A woman holding an umbrella as protection from the sun walks on a running track. In this image Jérôme Gapany strives to capture a fleeting moment of solitude in a densely populated urban landscape. The research focused on public spaces and new ways of delivering mobility in Chinese cities, as the summer heat in the cities of southeast China is an increasing challenge with rapidly increasing urbanisation. This shot was taken while conducting ethnographic fieldwork in southeastern Fujian Province, where daily lives are shaped by rapid urban change.
This photo portrait is of Stefano Danzi’s colleague Yuan Xiao during the final rush towards the completion of her PhD. He found her total dedication to her PhD and the speed with which she completed it inspiring, which led her to change her desktop background image to “Keep calm and write on”.
This is a rare view of an astronomer looking through a telescope. Until the 1980s, astronomers performed visual observations by sitting at night in the so-called telescope cage (pictured here). But with the arrival of photosensitive electronic devices, the astronomer’s eye was less in demand. Detector arrays are now used, which can count individual photons.
The image shows several hundred-year-old larches – alive and dead – on the 56km (35-mile) long lava flow of the Anyui volcano in northeast Siberia. The largely unexplored volcanic area in the far northeast of Russia is a unique archive for dating carbon artefacts, which allows the development of temperature-sensitive annual growth rings over several centuries up to millennia.
In 1877 Edward James Muggeridge invented chronophotography: capturing multiple phases of movements, which has proved essential in understanding the human in motion. Reto Togni illustrates cutting-edge scientific processes that reveal the internal working principles of the human body. What’s shown is a gait trial, using a technique that tracks and follows the movements of the participant while taking a series of x-rays to analyse bone kinematics. By merging a series of six photographs taken during the trial, the image demonstrates innovation through continuous reinterpretation and repurposing of old methods.

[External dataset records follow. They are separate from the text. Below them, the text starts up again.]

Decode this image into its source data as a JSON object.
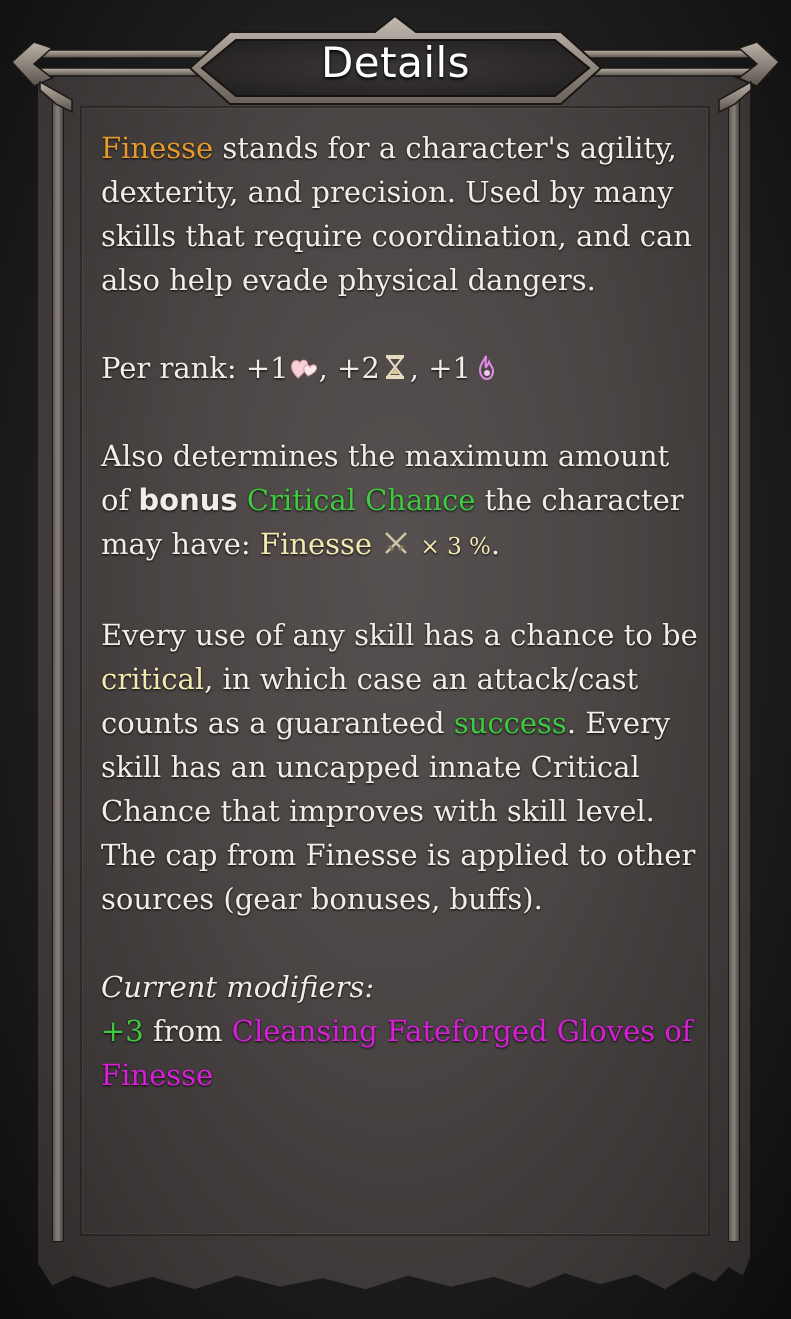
{
  "title": "Details",
  "intro": {
    "keyword": "Finesse",
    "text": " stands for a character's agility, dexterity, and precision. Used by many skills that require coordination, and can also help evade physical dangers."
  },
  "per_rank": {
    "label": "Per rank: ",
    "items": [
      {
        "value": "+1",
        "icon": "hearts-icon",
        "sep": ", "
      },
      {
        "value": "+2",
        "icon": "hourglass-icon",
        "sep": ", "
      },
      {
        "value": "+1",
        "icon": "flame-icon",
        "sep": ""
      }
    ]
  },
  "crit_cap": {
    "text1": "Also determines the maximum amount of ",
    "bonus": "bonus",
    "crit_chance": "Critical Chance",
    "text2": " the character may have: ",
    "formula_stat": "Finesse",
    "formula_icon": "crossed-swords-icon",
    "formula_mult": "× 3 %",
    "end": "."
  },
  "crit_explain": {
    "text1": "Every use of any skill has a chance to be ",
    "critical": "critical",
    "text2": ", in which case an attack/cast counts as a guaranteed ",
    "success": "success",
    "text3": ". Every skill has an uncapped innate Critical Chance that improves with skill level. The cap from Finesse is applied to other sources (gear bonuses, buffs)."
  },
  "modifiers": {
    "heading": "Current modifiers:",
    "value": "+3",
    "from": " from ",
    "source": "Cleansing Fateforged Gloves of Finesse"
  },
  "colors": {
    "keyword": "#e49a2c",
    "positive": "#3ec93e",
    "highlight": "#f3eab0",
    "item": "#d61fd6"
  }
}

What does the normal embryo look like and what process can be used to find out? This video illustrates the simulation of a 36-hour-old zebrafish embryo. Modern optical microscopy was used to create 3D reconstructions of living zebrafish embryos. Helped by computational algorithms, the embryo simulations are warped in such a way to eliminate differences in their position and shape. Finally, a 3D representation of the prototypical zebrafish embryo results from overlaying and averaging all the obtained images. The image’s contrast represents among other structures the eye, the gill arches, vasculature and neuronal bundles. Computational processing of the images was performed on a high-performance computer cluster and took two days.
The jury is chaired by Nadine Wietlisbach, director of Fotomuseum Winterthur (Switzerland). The other members are Emmanuel Ferrand, mathematician, Sorbonne University (France); Jens Hauser, curator (Denmark); Irène Hediger, director, artists-in-labs programme, Zurich University of the Arts (Switzerland); Dominique Peysson, artist, Ecole nationale supérieure des Arts Décoratifs (France); Gilles Steinmann, director of photography, Neue Zürcher Zeitung (Switzerland).
Since the competition was launched in 2017, some 1,600 images have been submitted.